Forsters recognises and appreciates that no two people are the same. We are working hard to break down barriers and encourage and embrace people’s differences so that Forsters is an environment where every individual can flourish and has equality of opportunity.

As part of our commitment to equality, diversity and inclusion, we have partnered with a number of organisations to help us attract people from all sorts of backgrounds. These include:


The Bright Network is a network of over 400,000 graduate members from all backgrounds. They aim to connect top graduate talent with employers. Their membership is made up of 75% state-educated members, 58% female members, 40% BAME members and 43% of members are the first generation to go to university. We advertise all our graduate positions and careers events through the Bright Network. We have also attended their Future Lawyers event.


We have adopted Rare Recruitment’s Contextual Recruitment System (CRS) into our graduate application forms. We understand that not every candidate’s achievements will look the same on paper and we want to recruit the best people, from every background. The CRS allows us to understand a candidate’s achievements and experience in context, enabling us to look at a wider talent pool. The system awards social mobility flags to measure disadvantage and gives applicants a performance index.
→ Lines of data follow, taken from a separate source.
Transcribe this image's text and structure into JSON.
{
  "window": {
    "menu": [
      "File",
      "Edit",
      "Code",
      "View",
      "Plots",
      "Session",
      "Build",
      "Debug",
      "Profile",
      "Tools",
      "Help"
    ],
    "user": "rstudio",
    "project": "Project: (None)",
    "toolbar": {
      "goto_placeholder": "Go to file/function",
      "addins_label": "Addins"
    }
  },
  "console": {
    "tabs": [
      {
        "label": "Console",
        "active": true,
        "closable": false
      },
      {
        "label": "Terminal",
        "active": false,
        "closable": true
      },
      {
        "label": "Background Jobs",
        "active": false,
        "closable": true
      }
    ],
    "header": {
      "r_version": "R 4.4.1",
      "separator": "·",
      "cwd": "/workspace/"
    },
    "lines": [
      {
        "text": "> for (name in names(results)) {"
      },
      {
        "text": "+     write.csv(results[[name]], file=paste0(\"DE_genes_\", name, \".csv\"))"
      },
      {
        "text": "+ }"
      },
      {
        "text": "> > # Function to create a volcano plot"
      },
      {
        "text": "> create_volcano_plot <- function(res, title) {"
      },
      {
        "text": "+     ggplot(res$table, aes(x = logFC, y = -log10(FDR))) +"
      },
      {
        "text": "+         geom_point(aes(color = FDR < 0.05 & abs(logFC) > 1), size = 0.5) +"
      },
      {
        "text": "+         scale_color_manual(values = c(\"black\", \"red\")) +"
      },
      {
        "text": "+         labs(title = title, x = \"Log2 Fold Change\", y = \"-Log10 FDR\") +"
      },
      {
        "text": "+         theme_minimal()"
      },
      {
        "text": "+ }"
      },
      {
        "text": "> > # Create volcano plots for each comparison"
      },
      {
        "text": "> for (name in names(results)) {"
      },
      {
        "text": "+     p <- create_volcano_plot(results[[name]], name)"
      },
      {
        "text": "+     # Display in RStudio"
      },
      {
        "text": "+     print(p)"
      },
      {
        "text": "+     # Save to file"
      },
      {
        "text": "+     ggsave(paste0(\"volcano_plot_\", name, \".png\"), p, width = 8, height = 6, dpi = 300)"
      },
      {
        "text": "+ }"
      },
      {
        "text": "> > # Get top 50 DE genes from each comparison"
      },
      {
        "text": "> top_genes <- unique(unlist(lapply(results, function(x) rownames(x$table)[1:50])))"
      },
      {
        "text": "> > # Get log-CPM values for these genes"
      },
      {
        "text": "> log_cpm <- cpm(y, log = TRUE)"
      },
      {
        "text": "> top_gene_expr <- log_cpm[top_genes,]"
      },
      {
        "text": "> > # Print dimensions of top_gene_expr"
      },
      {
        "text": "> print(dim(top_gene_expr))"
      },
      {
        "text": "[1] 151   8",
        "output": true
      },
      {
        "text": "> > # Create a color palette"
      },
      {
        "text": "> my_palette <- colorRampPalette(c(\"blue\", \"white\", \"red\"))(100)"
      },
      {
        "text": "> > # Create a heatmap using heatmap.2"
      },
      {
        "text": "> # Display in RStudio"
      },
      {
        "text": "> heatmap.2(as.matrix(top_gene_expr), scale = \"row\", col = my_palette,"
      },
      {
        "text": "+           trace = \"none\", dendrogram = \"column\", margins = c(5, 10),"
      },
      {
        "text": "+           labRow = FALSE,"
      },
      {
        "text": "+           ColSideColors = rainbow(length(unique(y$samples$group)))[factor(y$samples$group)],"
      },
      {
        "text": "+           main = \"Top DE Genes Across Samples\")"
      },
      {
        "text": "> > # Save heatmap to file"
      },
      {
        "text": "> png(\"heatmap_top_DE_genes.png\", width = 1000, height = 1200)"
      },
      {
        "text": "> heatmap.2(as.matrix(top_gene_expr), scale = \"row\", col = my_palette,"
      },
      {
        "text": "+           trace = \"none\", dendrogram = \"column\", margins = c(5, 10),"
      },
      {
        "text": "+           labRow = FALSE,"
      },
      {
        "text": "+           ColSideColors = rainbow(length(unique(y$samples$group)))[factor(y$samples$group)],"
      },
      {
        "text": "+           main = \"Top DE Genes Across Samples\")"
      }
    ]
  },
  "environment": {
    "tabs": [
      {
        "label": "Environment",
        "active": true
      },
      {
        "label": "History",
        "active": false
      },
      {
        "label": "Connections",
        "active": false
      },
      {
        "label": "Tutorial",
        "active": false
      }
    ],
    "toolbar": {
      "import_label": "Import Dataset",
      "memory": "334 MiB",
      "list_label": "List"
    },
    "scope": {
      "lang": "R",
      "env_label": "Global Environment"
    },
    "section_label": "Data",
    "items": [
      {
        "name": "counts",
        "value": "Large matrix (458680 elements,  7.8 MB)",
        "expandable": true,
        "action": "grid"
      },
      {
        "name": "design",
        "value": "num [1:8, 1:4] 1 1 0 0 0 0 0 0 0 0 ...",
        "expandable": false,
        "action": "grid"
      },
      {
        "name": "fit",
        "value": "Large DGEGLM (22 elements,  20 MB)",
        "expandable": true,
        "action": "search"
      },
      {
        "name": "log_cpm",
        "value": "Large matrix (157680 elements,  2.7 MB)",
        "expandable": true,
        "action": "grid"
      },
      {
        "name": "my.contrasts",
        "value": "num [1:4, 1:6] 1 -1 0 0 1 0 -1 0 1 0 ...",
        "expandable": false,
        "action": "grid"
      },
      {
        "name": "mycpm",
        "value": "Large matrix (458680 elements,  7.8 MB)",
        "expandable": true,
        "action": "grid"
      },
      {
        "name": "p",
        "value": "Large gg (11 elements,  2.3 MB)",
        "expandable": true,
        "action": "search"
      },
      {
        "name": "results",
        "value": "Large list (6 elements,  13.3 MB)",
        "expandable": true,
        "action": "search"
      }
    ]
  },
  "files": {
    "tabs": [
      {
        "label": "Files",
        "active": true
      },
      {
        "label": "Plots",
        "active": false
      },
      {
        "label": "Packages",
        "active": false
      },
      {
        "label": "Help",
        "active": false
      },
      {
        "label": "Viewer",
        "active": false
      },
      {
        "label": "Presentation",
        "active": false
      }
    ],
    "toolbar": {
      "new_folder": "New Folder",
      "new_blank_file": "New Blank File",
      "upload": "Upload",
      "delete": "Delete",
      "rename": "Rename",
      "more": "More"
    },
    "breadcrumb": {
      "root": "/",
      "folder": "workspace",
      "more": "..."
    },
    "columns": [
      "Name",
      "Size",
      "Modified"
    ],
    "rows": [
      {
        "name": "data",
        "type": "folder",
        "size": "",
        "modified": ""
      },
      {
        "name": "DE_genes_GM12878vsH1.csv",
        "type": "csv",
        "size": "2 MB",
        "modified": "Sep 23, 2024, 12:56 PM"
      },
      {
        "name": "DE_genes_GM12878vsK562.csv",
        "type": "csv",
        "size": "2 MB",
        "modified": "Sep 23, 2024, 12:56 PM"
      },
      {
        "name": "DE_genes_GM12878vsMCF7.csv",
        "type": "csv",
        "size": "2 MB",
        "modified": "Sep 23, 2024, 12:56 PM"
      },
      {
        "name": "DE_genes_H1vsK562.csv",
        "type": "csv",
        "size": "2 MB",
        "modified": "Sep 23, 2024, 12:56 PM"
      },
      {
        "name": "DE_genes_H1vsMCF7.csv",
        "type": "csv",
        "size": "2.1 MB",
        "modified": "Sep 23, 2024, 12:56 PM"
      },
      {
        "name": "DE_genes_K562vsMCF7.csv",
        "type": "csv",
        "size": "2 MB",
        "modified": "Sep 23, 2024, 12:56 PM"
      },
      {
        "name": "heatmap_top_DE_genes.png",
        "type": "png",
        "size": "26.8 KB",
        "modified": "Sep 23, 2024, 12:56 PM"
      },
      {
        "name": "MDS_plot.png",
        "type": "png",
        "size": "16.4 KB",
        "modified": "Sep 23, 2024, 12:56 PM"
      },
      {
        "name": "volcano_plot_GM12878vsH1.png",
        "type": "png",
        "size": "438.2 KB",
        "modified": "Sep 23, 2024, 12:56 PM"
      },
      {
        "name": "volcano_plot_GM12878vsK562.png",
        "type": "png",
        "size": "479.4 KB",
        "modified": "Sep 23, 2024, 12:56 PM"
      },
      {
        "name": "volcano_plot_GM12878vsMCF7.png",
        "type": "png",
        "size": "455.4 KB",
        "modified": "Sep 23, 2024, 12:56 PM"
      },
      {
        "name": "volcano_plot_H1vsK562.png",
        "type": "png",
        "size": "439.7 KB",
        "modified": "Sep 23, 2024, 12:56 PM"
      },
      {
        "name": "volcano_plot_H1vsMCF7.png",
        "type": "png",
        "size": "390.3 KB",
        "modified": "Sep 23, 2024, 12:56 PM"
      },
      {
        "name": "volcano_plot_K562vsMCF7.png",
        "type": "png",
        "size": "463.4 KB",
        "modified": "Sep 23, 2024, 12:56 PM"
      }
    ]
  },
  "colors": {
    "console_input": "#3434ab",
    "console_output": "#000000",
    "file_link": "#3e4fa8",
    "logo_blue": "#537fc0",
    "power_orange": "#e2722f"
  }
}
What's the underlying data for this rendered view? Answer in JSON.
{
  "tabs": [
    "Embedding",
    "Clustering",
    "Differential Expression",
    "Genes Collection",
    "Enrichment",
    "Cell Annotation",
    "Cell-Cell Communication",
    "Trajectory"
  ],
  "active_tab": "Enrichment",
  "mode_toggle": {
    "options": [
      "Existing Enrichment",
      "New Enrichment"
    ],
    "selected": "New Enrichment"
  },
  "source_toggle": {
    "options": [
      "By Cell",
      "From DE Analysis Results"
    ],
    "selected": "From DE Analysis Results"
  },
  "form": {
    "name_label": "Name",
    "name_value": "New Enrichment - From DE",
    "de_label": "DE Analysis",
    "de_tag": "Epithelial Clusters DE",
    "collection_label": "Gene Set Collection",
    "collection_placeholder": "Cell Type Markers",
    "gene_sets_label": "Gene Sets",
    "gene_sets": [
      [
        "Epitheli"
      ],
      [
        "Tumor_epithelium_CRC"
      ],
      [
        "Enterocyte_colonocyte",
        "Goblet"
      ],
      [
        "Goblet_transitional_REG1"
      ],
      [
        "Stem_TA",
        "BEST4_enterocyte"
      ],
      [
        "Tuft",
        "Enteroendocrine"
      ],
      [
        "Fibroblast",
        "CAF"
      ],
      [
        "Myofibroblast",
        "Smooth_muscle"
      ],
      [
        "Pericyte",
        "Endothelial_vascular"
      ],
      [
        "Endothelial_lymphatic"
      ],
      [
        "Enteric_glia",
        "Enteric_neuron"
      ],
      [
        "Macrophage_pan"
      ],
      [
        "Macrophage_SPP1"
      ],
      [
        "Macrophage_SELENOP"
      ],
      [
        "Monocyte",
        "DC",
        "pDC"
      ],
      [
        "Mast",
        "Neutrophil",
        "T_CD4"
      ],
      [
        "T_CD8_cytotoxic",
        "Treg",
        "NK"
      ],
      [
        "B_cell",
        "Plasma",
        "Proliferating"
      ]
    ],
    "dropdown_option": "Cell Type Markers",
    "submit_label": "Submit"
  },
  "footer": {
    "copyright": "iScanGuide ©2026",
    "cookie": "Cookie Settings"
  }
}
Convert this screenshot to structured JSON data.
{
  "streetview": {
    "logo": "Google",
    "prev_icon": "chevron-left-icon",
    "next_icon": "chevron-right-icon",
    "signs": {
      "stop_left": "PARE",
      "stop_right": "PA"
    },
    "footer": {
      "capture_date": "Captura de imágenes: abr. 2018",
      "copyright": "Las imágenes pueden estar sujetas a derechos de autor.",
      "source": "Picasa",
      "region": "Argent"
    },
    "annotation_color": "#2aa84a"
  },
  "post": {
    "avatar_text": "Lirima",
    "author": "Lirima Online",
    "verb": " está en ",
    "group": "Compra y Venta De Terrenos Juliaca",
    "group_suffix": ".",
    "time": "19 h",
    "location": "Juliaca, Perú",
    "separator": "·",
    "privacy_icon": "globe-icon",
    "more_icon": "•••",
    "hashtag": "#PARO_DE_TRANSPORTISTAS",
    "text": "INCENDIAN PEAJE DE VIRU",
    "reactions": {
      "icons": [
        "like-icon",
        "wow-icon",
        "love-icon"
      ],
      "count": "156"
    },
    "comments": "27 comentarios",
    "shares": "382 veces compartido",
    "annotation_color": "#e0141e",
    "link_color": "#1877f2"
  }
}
It is important to us that we recruit the top graduate talent regardless of background. We have adapted our recruitment process to ensure all applications and candidates are reviewed based on merit and performance. Every year our graduate recruitment panel of partners undergo interview and unconscious bias training before our assessment days. We have also introduced a scoring system when we mark application forms and interviews to reduce bias in our recruitment process. To further reduce bias, partners do not see personal details on application forms while marking and the first stage of the interview process, the assessment day, is run on a ‘CV blind’ basis.